Tonks also accused insurance companies of slowing down the system and driving up costs by refusing to share information on fraudsters - claiming to have been told by one insurer that ‘it’s much better for us to run cases all the way and then get more costs back’. Tonks said the path to compensation for victims of industrial disease was ‘littered with broken promises’ and accused insurers of accepting premiums with little or no prospect of ever paying claims.

The time was right, he added, for a fund of last resort for industrial disease sufferers to track down insurers and an employers’ liability insurance bureau. ‘This is the industry’s corporate responsibility and insurers individually and collectively need to step up, accept their responsibility for this scandal and put it right.’

Tonks then turned his attention to prime minister David Cameron in the wake of his attack on the health and safety ‘monster’ and plans to remove red tape announced earlier this year. The new president said the relaxing of health and safety legislation would have both a social and financial cost and ‘take us back to a bygone era, where children were sent up chimneys and people lost limbs with no recourse and no criticism of irresponsible employers’.

Tonks said APIL would continue to argue that government reforms in the Legal Aid, Sentencing and Punishment of Offenders bill were unfair on claimants.

He added there is ‘much to be fought for’ over the detail of qualified one-way costs shifting and Part 36, and argued that the government’s reliance on people taking out before-the-event insurance will create a two-tier division between those who can afford cover and those who cannot.

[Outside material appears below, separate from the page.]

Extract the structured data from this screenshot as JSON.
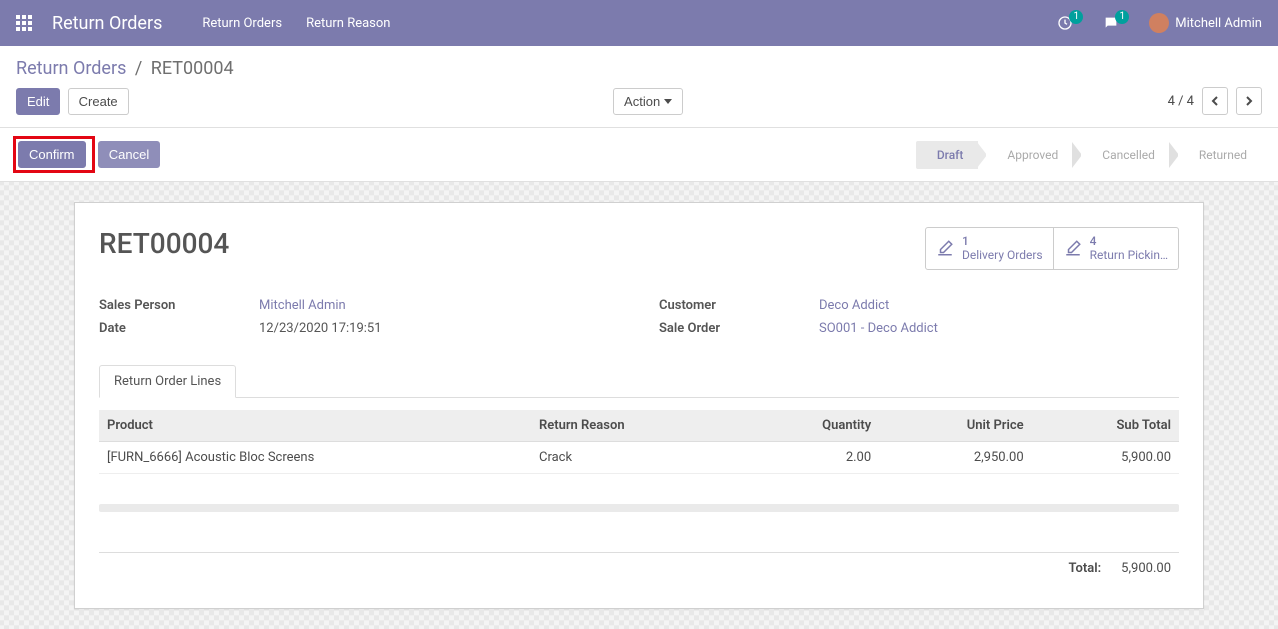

He added: ‘[Firms] need to think differently about risk, prospects of success and affordability of cases. Yet this work cannot start until the government, with care and proper thought, fulfils its responsibility to finish the job and communicate the rules.’ The conference, due to finish tomorrow, was missing two of its main speakers after justice minister Jonathan Djanogly cancelled his appearance earlier this week and Lord Justice Jackson withdrew because of ill health.